Is this idea naïve? Is it already being done? Does it correspond to modern academic needs? Could such orbiting experiments do genuine research resulting in PhD qualifications, or would they be mainly for training and experience? And it must be emphasised that, although it has been under study since 2016, at the moment our proposed launch vehicle is only at the advanced design study stage, and is not yet funded or developed. Hence the earliest when commercial launches could take place using it would be in 2027. However, this gives time for arrangements to be made, and a funding programme to be devised, and even the Skylark programme took a decade or so to mature into its final three-stage version, which reached altitudes of over 700 km.

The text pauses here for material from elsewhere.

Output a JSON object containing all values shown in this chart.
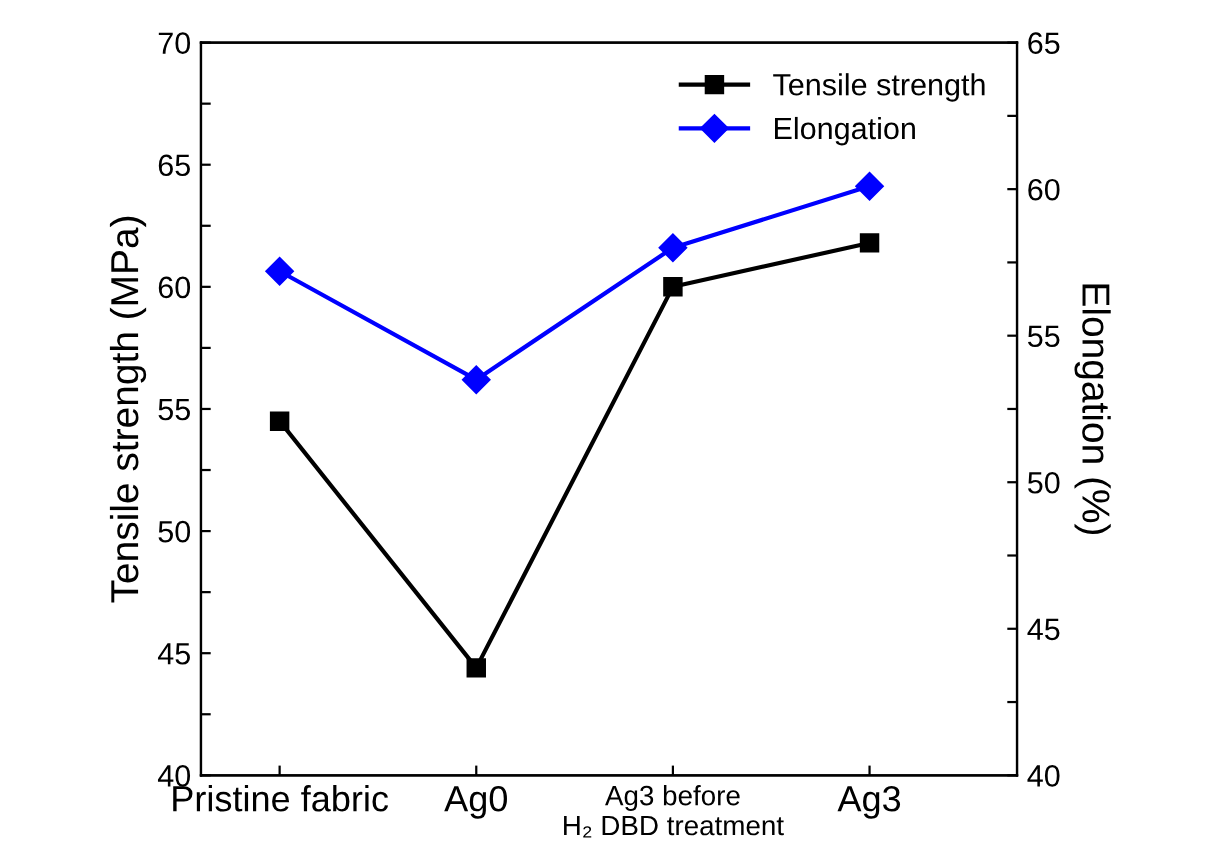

So, is there any mileage in the idea of a Skylark sounding rocket programme replacement? I’d be most interested to hear from anyone on the matter. Please do email me at robin@nfel.co.uk.

Brief Biography

Although an electronic engineer by profession, Robin Brand (BSc CEng MIET FBIS) has always been interested in space matters, having graduated from the ‘Eagle’ comic and ‘Dan Dare’ (in colour) via ‘The Sky at Night’ on television (in black and white) to membership of the British Interplanetary Society (in 3D!).

His early interest was enhanced when science fiction started coming true with the advent of the first orbiting Earth satellites. Those were the days of great public interest, when the times the satellites could be seen passing overhead were published in the daily newspapers, and their data transmissions could be heard on the radio.

Many years later, after his three grown-up children had left home, he was able to find the time to carry out the archival research on which the original book and the webinar and were based. He was amazed to find that writing the book took over from his day job, as instead of lasting the anticipated six months, it took more than six years of research and writing! However, in 2014 it was finally published, and in 2015 the was short-listed for a ‘Sir Arthur Clarke’ award for space activity in the media category.

He lives on the edge of the New Forest in Hampshire, UK.